Pat Elderkin is 80, but still works as a home health aide. Her 84-year-old husband, Herb, is a tree surgeon. She’s the more outgoing and talkative of the pairm and seldom sits still. She bakes, she talks on the phone, she visits friends – some of whom she’s known for years, some of whom she has just met.
Most of the people here are from New York, she explains from the living room of the Sea Oaks condo that she and Herb have rented for the past five years.
“I’ve got everything I need here,” she said.
And if it’s not there, she knows where to find it.
She recently bought a crockpot for a friend at Goodwill, she said. “I paid $1.99 for it. But I needed one to can tomatoes – I don’t like the canned tomatoes you buy in the store – so I went back to Goodwill and picked up another crockpot.”
While she may spend time watching the ocean, Herb Elderkin is more likely to spend his time relaxing and reading books on his Kindle.
Together, though, they enjoy socializing with the other New Yorkers, especially with Barbara and Jack Grimmer, from Dolgeville, New York. The couples met four years ago, but now not only socialize in Garden City, but meet at least twice a year in New York for breakfast.
“We’re about two hours apart, so we meet halfway in between,” said Jack Grimmer. halfway between their permanent hometowns.
It was golf that drew the Grimmers south. They originally visited Ocean Isle Beach in North Carolina with friends, but found that they liked the golf offerings in Myrtle Beach. While here, they play twice a week or so.
It used to be more, Jack Grimmer said, but the prices put a crimp in that.
“We used to get the senior book, which offered a discount at all the National courses in Myrtle Beach, but in 2013, the Senior Book went belly up,” Jack Grimmer said.
“We used to pay $15 to $20 for a round of golf, including the cart,” chimed in Barbara Grimmer. “Now it’s $40 a round, and with two of us, that’s a lot.”
While golf was their lure, the Grammers have found plenty to keep themselves occupied.
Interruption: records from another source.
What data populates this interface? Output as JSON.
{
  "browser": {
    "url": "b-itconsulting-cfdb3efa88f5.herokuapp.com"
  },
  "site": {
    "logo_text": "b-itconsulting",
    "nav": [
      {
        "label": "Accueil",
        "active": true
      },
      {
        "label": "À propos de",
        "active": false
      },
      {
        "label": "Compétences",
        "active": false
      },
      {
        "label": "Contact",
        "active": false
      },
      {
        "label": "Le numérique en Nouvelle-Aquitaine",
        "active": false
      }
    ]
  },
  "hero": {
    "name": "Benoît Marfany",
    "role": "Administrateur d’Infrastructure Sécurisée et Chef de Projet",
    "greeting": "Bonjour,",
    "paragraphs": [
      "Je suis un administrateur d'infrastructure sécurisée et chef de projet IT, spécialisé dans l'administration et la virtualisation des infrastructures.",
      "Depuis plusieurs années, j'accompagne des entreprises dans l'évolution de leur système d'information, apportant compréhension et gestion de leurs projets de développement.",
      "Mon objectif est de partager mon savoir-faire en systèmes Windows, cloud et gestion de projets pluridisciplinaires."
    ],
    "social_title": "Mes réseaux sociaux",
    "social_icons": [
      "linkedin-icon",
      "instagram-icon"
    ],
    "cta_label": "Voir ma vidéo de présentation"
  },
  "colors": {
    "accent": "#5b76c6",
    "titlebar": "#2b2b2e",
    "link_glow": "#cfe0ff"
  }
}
They give a thumbs up to Huntington Beach State Park and Brookgreen Gardens, the new Panera on U.S. 17 bypass and Kroger’s.
The Elderkins head to The Golden Egg when they eat breakfast out and have discovered the Pickled Cucumber in Surfside Beach.
Joanne James is contemplating taking back kielbasa and the corned beef hash from Eggs Up Grill, but she hasn’t found a way to export the weather.
But one thing the snowbirds agree on, come January, it’s good to be home.